Michael Apeness (born 28 January 1995) is a former Australian rules footballer who played for the Fremantle Football Club in the Australian Football League (AFL). He mainly played as a key position forward or ruckman.

==Early life==
Apeness was born in Perth, but moved to Melbourne when he was 7 years old. He attended Donvale Christian College all the way until Year 12. He played for the Eastern Ranges in the TAC Cup, but at age 16 decided to play rugby union. He was selected to play in a Melbourne Rebels development squad, but after tearing the anterior cruciate ligament in his knee, and despite the Rebels assisting in his rehabilitation he decided to switch back to play Australian football. He represented Victoria Metro at the 2013 AFL Under 18 Championships and played in a TAC Cup premiership with Eastern Ranges. He was selected with the 17th pick at the 2013 national draft by Fremantle. Apeness started the 2014 season playing for Fremantle's affiliate team, Peel Thunder in the West Australian Football League (WAFL).

==AFL career==
Apeness made his AFL debut in Round 16, 2014 against Melbourne at TIO Stadium in Darwin, as a late replacement for Matthew Pavlich, who was ill. He played the following week before being dropped back to Peel for the remainder of the season.

In 2015, Apeness started the season playing for Peel, but injured his posterior cruciate ligament (PCL) in his left knee and missed the remainder of the season. He returned from injury with Peel midway through the 2016 season and was recalled to Fremantle's team for the last four matches of the season. He was a member of Peel's inaugural WAFL premiership in 2016.

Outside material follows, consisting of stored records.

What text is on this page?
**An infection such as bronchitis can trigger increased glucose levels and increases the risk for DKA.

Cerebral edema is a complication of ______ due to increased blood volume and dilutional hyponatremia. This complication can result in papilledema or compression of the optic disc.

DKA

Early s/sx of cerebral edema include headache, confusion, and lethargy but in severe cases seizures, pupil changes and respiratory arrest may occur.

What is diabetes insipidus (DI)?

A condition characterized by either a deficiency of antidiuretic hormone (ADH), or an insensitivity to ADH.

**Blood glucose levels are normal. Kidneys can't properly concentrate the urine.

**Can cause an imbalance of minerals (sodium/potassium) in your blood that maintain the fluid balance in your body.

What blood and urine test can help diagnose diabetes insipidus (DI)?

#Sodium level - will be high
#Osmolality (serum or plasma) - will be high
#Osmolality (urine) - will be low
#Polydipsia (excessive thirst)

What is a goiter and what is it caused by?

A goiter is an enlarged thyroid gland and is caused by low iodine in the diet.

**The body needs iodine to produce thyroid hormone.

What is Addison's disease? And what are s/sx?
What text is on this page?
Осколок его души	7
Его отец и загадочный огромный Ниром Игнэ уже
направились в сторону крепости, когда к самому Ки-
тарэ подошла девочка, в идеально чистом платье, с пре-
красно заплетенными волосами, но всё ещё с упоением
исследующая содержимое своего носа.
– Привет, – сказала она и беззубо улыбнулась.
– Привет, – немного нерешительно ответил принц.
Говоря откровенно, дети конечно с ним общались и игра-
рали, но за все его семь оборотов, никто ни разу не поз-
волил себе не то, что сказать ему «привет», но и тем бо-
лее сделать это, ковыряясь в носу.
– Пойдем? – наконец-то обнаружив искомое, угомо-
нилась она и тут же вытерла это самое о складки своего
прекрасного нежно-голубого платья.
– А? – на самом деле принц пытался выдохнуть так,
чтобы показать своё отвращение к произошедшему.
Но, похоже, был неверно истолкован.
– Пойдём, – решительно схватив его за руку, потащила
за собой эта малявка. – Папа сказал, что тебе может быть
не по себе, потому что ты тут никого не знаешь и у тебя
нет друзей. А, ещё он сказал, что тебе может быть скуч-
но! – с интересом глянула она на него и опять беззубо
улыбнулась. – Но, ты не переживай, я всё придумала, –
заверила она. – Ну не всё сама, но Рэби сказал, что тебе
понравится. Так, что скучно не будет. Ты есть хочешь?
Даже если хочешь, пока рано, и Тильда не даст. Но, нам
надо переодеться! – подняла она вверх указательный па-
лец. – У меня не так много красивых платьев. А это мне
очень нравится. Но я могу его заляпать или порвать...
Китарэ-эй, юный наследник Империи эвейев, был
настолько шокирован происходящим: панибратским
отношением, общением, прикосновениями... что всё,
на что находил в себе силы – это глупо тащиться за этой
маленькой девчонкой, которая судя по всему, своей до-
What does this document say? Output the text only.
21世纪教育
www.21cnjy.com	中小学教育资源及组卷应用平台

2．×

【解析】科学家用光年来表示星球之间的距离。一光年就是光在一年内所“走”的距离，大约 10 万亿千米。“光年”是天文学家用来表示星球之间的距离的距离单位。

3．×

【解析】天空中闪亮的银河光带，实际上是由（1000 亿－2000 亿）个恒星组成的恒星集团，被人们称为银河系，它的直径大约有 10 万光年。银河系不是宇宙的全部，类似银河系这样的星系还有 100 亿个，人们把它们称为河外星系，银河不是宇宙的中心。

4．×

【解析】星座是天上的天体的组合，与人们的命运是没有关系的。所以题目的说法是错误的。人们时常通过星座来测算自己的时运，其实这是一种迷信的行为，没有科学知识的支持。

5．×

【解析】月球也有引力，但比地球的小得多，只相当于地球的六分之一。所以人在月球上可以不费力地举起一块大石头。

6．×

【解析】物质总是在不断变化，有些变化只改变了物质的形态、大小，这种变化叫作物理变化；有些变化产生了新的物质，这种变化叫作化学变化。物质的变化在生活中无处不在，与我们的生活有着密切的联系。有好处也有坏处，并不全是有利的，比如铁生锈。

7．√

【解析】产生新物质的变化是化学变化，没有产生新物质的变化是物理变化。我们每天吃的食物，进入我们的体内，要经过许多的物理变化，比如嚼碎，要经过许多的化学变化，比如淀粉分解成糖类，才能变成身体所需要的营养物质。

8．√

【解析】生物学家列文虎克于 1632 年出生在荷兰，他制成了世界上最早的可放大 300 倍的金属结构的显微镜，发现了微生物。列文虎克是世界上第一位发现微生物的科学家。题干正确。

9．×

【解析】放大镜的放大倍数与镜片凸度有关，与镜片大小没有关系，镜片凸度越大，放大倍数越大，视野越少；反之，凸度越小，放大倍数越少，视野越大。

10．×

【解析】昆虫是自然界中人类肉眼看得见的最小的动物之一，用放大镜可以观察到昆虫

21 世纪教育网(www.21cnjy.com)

Another knee injury during the 2017 pre-season prevented Apeness from playing early in the year. During his first game back from injury with the Peel reserves, he injured the PCL in his right knee, causing him to again miss the remainder of the season.

In 2018 Apeness played the opening six matches of the season for Peel, before being recalled to replace an injured Aaron Sandilands in round 11. He played five consecutive games, before being dropped back to Peel. The week after signing a contract extension, he badly injured his hamstring tendon, ruling him out for the remainder of the season for the third time in his career. At the end of the 2018 season, Apeness was delisted, with the commitment by Fremantle to re-draft him in the rookie draft, however Apeness instead announced his retirement from the AFL.